Tabel 3: Belangrijkste maatregelen in het projectgebied
Tabel 4: Overige maatregelen in het projectgebied
Door de geplande maatregelen ontstaat een robuuster watersysteem dat pieken in de afvoer beter kan verwerken. We kunnen echter niet voorkomen dat toch her en der wateroverlast blijft optreden. Dit is in het gebied besproken met de eigenaren, de wateroverlast bij hevige neerslag wordt wel herkend maar niet als overlast ervaren. Meestal is de overstroming met een dag weer verdwenen door het hellende karakter van het gebied.

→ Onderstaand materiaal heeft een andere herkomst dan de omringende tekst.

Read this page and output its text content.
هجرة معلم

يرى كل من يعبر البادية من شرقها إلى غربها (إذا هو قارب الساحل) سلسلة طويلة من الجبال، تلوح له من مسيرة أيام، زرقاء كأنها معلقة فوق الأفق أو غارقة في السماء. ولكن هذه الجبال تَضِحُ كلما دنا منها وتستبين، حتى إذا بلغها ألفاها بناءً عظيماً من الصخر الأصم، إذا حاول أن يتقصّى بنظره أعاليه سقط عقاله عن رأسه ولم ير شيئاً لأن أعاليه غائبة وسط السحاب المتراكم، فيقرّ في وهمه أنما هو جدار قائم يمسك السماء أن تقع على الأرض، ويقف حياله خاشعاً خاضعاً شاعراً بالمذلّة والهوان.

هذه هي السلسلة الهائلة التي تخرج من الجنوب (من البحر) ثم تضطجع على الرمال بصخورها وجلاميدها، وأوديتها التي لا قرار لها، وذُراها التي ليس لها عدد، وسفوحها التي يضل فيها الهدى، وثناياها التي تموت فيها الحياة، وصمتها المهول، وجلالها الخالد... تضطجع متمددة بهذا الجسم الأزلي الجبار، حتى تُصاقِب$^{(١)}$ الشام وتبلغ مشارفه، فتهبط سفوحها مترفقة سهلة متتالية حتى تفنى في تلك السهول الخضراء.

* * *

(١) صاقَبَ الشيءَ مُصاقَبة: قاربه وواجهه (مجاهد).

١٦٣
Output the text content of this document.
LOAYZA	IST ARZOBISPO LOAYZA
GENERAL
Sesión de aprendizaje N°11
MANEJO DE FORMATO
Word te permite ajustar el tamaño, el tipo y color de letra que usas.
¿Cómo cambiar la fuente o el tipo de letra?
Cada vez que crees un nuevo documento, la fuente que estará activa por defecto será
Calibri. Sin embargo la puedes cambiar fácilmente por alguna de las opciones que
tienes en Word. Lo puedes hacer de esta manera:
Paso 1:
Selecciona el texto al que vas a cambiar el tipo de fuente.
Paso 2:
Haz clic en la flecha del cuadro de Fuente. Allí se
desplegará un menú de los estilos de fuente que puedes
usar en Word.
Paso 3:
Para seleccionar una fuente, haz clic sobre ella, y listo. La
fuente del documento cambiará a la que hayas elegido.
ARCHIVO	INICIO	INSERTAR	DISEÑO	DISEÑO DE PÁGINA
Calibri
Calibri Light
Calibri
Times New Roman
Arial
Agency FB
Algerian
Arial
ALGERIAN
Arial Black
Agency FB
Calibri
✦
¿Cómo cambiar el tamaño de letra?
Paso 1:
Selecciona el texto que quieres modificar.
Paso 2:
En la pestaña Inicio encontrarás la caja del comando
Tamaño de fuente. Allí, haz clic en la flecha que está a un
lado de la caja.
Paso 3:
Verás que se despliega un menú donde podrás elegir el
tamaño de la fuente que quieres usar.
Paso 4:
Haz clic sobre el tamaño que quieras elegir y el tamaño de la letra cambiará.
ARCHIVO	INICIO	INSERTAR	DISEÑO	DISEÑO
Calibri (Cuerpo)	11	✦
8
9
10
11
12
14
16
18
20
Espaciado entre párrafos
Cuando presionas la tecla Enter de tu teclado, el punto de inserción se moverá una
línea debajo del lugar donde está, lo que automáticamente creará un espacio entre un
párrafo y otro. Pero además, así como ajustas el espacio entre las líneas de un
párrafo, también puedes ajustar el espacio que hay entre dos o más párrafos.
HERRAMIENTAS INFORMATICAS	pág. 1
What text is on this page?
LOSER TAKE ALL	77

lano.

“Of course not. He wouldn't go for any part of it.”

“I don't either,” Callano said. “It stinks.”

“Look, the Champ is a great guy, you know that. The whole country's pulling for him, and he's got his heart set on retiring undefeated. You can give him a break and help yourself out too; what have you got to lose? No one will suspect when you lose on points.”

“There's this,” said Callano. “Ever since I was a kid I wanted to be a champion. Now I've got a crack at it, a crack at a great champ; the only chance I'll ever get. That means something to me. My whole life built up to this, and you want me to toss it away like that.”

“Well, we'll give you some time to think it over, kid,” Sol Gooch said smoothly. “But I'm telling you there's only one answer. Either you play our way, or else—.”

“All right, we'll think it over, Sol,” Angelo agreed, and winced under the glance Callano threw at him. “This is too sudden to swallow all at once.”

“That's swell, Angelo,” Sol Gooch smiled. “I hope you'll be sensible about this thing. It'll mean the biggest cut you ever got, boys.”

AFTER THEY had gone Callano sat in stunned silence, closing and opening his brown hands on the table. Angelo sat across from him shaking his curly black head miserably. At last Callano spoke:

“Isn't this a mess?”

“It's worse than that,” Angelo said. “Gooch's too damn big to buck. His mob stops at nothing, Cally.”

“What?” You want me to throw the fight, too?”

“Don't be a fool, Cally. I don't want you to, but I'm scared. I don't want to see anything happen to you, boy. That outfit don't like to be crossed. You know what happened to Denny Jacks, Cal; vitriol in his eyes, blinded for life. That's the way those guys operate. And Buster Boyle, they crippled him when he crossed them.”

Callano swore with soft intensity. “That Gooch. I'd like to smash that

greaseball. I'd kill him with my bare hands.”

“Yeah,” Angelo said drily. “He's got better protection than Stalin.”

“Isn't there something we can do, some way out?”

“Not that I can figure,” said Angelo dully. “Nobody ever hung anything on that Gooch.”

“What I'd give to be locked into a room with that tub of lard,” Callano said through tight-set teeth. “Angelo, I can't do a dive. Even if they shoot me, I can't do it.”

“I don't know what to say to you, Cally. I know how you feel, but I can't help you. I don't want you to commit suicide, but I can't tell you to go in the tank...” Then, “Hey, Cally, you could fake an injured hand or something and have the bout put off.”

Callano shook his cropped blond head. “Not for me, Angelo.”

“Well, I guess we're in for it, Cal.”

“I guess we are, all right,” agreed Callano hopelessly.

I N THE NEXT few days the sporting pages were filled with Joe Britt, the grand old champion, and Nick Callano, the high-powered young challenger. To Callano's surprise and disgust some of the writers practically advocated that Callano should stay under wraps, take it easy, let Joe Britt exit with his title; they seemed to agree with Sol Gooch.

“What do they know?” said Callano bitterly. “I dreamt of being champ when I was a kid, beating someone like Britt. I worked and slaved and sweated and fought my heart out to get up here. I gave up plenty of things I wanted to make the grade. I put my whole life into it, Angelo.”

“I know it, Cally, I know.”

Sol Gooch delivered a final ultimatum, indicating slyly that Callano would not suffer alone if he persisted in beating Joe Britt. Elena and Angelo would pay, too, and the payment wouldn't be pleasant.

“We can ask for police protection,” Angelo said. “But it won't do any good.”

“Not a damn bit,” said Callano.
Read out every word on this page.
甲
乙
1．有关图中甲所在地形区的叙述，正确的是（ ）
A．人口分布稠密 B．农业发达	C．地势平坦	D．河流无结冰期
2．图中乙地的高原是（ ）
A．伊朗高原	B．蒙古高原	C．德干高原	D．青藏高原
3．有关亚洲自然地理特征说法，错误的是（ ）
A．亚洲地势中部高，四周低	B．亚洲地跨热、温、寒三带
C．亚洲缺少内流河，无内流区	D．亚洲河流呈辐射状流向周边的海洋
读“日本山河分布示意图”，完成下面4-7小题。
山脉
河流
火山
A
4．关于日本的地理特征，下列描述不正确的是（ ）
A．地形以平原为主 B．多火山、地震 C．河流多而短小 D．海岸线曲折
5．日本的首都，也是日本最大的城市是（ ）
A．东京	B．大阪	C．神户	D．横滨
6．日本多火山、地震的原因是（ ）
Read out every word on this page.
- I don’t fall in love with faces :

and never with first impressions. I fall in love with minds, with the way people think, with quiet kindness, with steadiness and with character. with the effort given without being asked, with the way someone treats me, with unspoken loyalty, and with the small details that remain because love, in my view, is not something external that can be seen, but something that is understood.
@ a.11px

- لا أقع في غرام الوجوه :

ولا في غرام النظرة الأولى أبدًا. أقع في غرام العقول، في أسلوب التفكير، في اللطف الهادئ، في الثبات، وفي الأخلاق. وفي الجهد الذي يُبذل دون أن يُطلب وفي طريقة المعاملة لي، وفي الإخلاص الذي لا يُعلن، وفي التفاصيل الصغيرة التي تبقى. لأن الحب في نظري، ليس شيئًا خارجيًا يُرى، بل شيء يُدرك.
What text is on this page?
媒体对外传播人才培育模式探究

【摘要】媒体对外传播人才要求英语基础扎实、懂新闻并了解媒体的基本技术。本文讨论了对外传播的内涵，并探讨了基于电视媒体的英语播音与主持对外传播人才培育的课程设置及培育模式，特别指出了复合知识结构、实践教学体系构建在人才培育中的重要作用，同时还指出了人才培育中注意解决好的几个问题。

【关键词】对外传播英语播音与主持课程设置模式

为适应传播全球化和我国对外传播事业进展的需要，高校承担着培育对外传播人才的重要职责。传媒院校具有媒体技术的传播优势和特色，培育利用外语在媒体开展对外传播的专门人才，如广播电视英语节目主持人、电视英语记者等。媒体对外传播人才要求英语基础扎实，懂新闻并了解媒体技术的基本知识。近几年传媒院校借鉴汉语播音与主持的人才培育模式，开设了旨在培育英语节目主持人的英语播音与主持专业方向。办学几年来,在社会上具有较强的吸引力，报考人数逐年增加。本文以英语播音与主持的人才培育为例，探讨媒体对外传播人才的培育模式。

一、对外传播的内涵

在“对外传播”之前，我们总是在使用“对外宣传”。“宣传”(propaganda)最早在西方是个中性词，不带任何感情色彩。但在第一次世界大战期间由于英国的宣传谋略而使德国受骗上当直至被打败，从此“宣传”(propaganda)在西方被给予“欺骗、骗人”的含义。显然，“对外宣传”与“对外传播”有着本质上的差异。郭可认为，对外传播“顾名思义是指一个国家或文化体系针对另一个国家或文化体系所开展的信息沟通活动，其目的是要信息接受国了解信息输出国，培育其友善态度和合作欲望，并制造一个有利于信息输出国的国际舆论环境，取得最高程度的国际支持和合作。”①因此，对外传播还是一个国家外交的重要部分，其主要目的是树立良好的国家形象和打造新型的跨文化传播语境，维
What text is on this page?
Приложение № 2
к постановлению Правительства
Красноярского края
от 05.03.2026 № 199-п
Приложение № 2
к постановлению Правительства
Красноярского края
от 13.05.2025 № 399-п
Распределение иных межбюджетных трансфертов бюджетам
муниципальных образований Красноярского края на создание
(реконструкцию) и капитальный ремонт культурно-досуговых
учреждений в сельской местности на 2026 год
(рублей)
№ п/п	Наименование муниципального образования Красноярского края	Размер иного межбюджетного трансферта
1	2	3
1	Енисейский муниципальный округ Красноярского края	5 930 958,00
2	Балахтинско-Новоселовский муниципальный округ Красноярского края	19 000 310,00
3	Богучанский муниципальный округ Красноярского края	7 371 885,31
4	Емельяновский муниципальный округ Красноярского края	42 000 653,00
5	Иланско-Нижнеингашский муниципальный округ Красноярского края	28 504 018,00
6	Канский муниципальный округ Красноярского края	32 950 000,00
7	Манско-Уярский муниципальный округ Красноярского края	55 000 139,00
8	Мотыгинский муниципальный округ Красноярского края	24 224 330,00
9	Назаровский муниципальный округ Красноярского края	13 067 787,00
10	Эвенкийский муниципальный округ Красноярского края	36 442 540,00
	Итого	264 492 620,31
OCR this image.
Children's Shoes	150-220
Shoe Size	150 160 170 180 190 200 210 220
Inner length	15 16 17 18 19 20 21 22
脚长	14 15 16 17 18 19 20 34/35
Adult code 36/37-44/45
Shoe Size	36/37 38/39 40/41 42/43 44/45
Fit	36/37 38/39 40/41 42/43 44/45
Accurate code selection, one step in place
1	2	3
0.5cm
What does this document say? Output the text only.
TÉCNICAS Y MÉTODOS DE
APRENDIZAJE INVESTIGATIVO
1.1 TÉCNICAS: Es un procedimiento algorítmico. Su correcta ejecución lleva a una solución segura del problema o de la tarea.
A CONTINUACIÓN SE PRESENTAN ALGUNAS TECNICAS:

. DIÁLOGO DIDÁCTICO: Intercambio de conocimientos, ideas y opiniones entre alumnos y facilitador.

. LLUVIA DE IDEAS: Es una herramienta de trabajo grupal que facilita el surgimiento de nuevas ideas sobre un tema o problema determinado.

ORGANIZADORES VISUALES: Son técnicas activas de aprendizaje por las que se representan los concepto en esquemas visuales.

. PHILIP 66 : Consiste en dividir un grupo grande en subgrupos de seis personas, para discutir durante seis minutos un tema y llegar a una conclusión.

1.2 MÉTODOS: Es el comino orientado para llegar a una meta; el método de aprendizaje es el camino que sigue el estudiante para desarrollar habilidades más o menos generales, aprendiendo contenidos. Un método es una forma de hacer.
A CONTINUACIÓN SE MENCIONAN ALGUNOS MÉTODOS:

Wijzigingen peilen per peilvak
Op basis van de algemene hoogtekaart Nederland (AHN) zijn de huidige MIN/MAX peilen voor het dagelijkse peilbeheer na 25 jaar opnieuw geanalyseerd. De nieuwe bandbreedte van de MIN/MAX-peil instellingen wordt door de beheerder gebruikt om afhankelijk van neerslag, verdamping en bodemvochtvoorraad de juiste waterpeilen per peilvak aan te bieden behorende bij de gebruiksfunctie van het gebied. De volgende peilvakherzieningen zijn gepland, de peilen staan ook vermeld op de overzichtskaart in bijlage A .
** Overige peilvakken MV130 / MV134 / MV136 / MV120 / MV124 / MV171 en MV112 (telemetrie) geen max/min peil wijzigingen
Vanuit het landelijke gebied wordt de T10 neerslag-afvoergolf gedeeltelijk opgevangen in de berging langs de Domeinweg. Een deel van die T10 afvoergolf blijft boven normatief achter in diverse peilvakken. In die specifieke gevallen voorziet het plan in normaanpassing (aanpassing maaiveldcriterium) van deze T10 situatie.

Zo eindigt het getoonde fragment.